The ruling, delivered on Tuesday by Magistrate Twanet Olivier, stems from a 2018 incident when Malema was filmed firing several live rounds into the air during a party rally in the Eastern Cape. The event marked the EFF’s fifth anniversary, and the crowd numbered around 20,000.
Prosecutors accused Malema of recklessly endangering lives by firing between 14 and 15 shots from the stage. He faced multiple charges, including unlawful possession of a firearm and ammunition, reckless endangerment and the discharge of a weapon in a public space. His former bodyguard, Adriaan Snyman, who was charged alongside him, was acquitted.
Malema denied wrongdoing, insisting the firearm was not his and that he pulled the trigger to excite supporters. “It was not my gun,” he told the court during the trial.
The case took three days of deliberation before the magistrate declared, “You are found guilty as charged.” Sentencing has been postponed to January 2026.
This is Malema’s second conviction in less than two months. In August, the equality court found him guilty of hate speech after remarks he made about white South Africans, saying: “No white man is going to beat me up… you must never be scared to kill. A revolution demands that at some point there must be killing.”

The court ruled the comments incited harm. Malema and his party argued they were taken out of context.

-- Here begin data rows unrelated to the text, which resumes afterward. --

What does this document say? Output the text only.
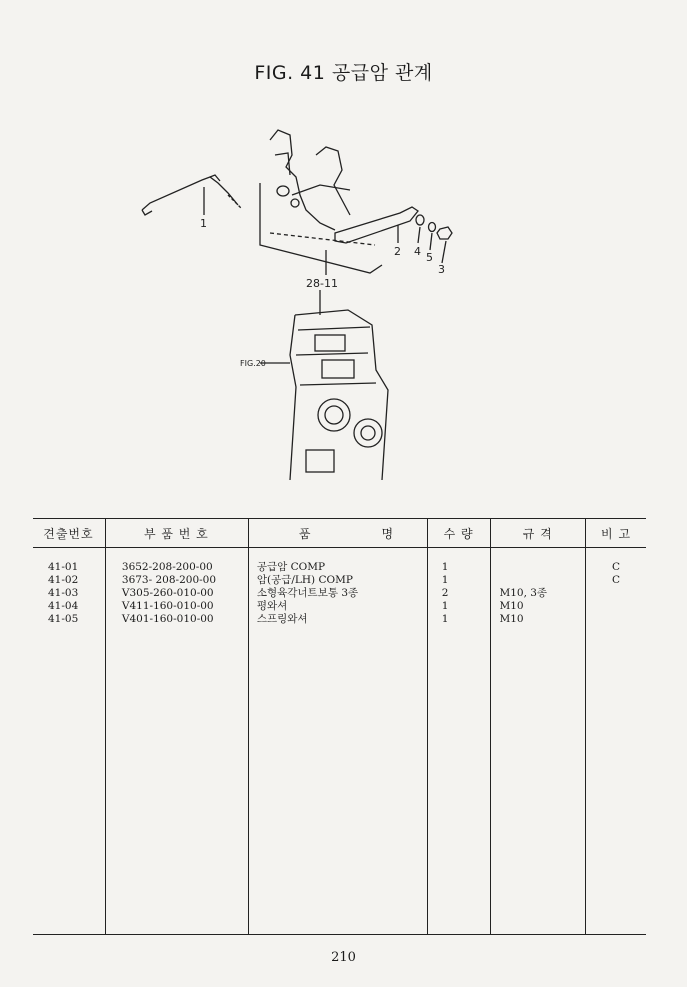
FIG. 41 공급암 관계
1
2 4 5
3
28-11
FIG.20
견출번호	부 품 번 호	품 명	수 량	규 격	비 고

41-01	3652-208-200-00	공급암 COMP	1		C
41-02	3673- 208-200-00	암(공급/LH) COMP	1		C
41-03	V305-260-010-00	소형육각너트보통 3종	2	M10, 3종	
41-04	V411-160-010-00	평와셔	1	M10	
41-05	V401-160-010-00	스프링와셔	1	M10	

210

His prosecution over the firearm incident followed a complaint by AfriForum, an Afrikaner civil rights group that has long clashed with Malema and the EFF. The organisation has also been a driving force behind several hate speech cases against him.
Malema, 44, has built a political career on fiery speeches and populist positions that often divide opinion in South Africa. To his supporters, he is a champion for the poor and a fierce critic of entrenched inequality. To his detractors, he is a provocateur who inflames racial tensions in a country still grappling with the legacy of apartheid.
With sentencing set for January, the case raises fresh questions about Malema’s political future and whether his growing list of legal troubles could threaten his role as one of South Africa’s most polarising opposition figures.